Escultura de Jurga Martin
Eu poderia escrever uma poesia exultando a singeleza desta fase linda do ciclo da vida que é a infância, mas neste ano eu decidi falar sobre o que falta às nossas crianças e sobre tudo o que lhes roubamos.
O direito à alimentação saudável lhes é negado. As crianças pobres não têm o que comer. As demais recebem fast food, como prêmio pelas conquistas cotidianas.

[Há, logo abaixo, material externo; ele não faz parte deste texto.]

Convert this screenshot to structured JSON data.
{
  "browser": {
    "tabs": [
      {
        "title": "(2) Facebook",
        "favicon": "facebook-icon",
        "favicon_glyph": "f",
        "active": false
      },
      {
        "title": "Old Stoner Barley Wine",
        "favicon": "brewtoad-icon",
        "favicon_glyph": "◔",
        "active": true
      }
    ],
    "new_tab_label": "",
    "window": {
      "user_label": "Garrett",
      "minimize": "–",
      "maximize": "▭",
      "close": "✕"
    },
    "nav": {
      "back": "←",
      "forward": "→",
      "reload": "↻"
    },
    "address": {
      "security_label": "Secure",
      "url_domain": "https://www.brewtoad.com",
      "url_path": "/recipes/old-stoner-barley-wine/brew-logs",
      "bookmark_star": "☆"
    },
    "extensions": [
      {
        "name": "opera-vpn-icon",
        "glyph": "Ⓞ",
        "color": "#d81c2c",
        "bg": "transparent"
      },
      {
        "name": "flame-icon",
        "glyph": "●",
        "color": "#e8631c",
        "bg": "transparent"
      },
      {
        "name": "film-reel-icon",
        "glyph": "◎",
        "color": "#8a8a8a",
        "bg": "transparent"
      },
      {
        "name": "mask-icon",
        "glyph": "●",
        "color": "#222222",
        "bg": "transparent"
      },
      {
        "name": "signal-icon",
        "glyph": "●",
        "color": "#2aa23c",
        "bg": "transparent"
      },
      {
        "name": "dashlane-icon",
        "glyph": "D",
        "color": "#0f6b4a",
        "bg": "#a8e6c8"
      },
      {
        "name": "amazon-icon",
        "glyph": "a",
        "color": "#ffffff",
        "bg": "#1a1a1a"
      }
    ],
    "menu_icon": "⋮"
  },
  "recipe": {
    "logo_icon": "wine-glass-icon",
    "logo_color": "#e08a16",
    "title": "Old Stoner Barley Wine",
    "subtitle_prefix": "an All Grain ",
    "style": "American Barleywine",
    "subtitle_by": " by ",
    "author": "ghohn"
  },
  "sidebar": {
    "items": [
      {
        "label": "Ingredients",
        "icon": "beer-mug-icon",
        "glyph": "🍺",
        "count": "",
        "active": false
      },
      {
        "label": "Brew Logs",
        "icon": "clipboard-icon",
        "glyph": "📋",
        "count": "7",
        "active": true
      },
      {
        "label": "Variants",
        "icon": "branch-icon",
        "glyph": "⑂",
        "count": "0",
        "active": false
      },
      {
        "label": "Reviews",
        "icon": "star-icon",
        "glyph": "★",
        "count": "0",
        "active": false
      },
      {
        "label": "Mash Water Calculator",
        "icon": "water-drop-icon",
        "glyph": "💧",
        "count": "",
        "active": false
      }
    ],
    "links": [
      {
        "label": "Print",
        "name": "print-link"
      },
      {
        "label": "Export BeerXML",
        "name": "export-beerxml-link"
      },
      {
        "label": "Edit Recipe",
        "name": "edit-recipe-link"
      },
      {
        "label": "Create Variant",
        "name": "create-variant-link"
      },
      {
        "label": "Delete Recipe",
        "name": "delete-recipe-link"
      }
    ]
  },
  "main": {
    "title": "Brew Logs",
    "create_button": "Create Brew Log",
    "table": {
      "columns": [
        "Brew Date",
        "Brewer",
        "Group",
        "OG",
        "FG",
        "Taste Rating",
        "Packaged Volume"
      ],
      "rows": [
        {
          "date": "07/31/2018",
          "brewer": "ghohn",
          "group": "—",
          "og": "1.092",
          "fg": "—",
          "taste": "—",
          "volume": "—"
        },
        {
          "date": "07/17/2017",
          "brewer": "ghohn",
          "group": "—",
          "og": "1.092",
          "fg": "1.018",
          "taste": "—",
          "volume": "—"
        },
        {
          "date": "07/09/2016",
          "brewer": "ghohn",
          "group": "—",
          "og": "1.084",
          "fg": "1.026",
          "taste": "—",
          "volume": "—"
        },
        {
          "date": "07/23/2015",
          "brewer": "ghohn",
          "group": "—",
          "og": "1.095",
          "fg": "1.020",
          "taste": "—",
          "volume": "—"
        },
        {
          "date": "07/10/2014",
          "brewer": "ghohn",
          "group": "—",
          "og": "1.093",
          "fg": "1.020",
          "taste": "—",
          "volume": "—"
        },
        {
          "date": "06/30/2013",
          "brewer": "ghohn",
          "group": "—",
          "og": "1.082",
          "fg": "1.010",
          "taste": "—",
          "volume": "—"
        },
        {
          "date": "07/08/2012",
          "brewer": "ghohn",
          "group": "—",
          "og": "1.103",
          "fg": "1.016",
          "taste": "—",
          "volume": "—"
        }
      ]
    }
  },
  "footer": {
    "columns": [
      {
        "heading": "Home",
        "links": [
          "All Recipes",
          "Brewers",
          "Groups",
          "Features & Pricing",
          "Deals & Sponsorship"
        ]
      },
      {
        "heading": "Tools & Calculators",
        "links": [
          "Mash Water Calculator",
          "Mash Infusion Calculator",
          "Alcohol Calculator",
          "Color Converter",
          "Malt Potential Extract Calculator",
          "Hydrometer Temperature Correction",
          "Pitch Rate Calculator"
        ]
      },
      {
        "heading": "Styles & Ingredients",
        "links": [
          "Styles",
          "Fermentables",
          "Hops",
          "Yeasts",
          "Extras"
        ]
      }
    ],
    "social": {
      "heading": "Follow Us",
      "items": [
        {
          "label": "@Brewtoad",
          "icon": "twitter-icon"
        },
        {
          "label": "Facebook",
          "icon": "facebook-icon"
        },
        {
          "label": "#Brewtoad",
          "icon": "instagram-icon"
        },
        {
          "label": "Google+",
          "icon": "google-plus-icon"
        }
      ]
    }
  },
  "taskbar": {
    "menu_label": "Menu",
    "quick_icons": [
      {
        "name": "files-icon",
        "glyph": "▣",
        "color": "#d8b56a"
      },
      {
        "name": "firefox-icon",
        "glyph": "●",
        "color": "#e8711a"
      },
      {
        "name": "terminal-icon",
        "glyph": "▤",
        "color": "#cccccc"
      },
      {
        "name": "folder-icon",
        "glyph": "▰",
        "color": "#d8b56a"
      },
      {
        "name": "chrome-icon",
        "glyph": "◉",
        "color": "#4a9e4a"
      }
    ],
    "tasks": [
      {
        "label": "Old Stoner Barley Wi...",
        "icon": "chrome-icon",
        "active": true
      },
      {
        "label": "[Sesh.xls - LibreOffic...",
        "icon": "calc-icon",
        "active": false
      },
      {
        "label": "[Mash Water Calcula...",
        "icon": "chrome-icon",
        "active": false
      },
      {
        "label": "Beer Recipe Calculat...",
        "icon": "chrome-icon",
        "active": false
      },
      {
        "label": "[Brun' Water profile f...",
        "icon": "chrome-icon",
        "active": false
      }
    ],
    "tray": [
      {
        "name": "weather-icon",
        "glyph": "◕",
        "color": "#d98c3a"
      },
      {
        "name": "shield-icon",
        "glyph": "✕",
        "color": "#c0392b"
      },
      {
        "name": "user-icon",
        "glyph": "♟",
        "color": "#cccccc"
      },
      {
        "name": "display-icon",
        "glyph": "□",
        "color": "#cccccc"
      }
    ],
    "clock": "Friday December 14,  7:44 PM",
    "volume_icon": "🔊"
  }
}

O direito à educação de qualidade lhes é negado. As crianças pobres são mal incentivadas, apesar de heróicos professores. As demais recebem uma avalanche de conteúdos segmentados, fracos, em pacotes fechados, sem qualquer flexibilização ao seu modo de aprender. A parcela que se educa é também pelo esforço de heróicos professores e porque nossas crianças são incríveis mesmo.
O direito ao atendimento educacional especializado às crianças com deficiência lhes é negado. Mas para falar sobre isso, teríamos que discutir o conceito de “especializado”, coisa para mais de 500 palavras. Fica para outro dia.
O direito à opinião e expressão lhes é negado. Quando as crianças falam, elas pouco são ouvidas. Conversa em sala de aula é sempre sinal de bagunça. Raramente há espaço para o diálogo e o debate de ideias. Em síntese, as crianças que falam não são ouvidas. As crianças que não falam são ignoradas em suas necessidades mais básicas e nunca têm acesso a uma via alternativa de comunicação. O que eu assisto semanalmente é uma negligência desmedida ao direito da criança de se comunicar.
O direito à proteção lhes é negado. Nossas crianças são violentadas de muitas maneiras. Nossas meninas não são comemoradas quando nascem e após poucos anos são violadas pelos parentes mais próximos. Nossos meninos aprendem a conter o choro, apesar das feridas e da dor. Nossas crianças vivem na beira da estrada, têm criminosos como modelo e brincam com armas de fogo. Elas presenciam na própria casa o pior que exala de nós e são reprimidas a desenhar para que a casa permaneça como a foto da revista.
Não se trata do que o dinheiro dos pais pode comprar. Os maus tratos se esgueiram dissimulados pela capa do status elevado e se arreganham na periferia onde impera o “salve-se quem puder”.
A obrigação de zelar por esta e aquela criança é nossa. Temos todos a responsabilidade, o compromisso com a vida de cada criança brasileira. Furtamo-nos de lutar pela criança que passa ao nosso lado na rua, com roupas rasgadas e também pela criança cheirosa de família abastada que fecha os ouvidos ao que ela diz. Crianças são usadas e abusadas para satisfazer os desejos dos adultos. Não importa se o abuso é sexual ou não… ainda assim é estupro. Crianças fazem o que os adultos querem e os adultos se eximem de tomar decisões e guiar, com respeito à liberdade e aos seus direitos, a vida frágil que se inicia. Ignoramos cotidianamente as pequenas e as grandes violências.
O meu recado final é de que cuidar das nossas crianças é um dever meu, seu, do seu vizinho, da professora, do síndico, do médico, da moça que me vende cosmético, dos ministros, do presidente.
Cuidar não é reproduzir a ação da modinha do Face, ou o que a mídia, suja e mercantilista já nos disciplinou a fazer. Muito menos, deixar-se guiar pelo que a criança acha que é bom para ela, que não tem domínio de si nem dos perigos deste mundo cada vez mais insano.
Nós podemos fazer mais pelas nossas crianças, não importa o quanto incrível você ou eu nos julguemos.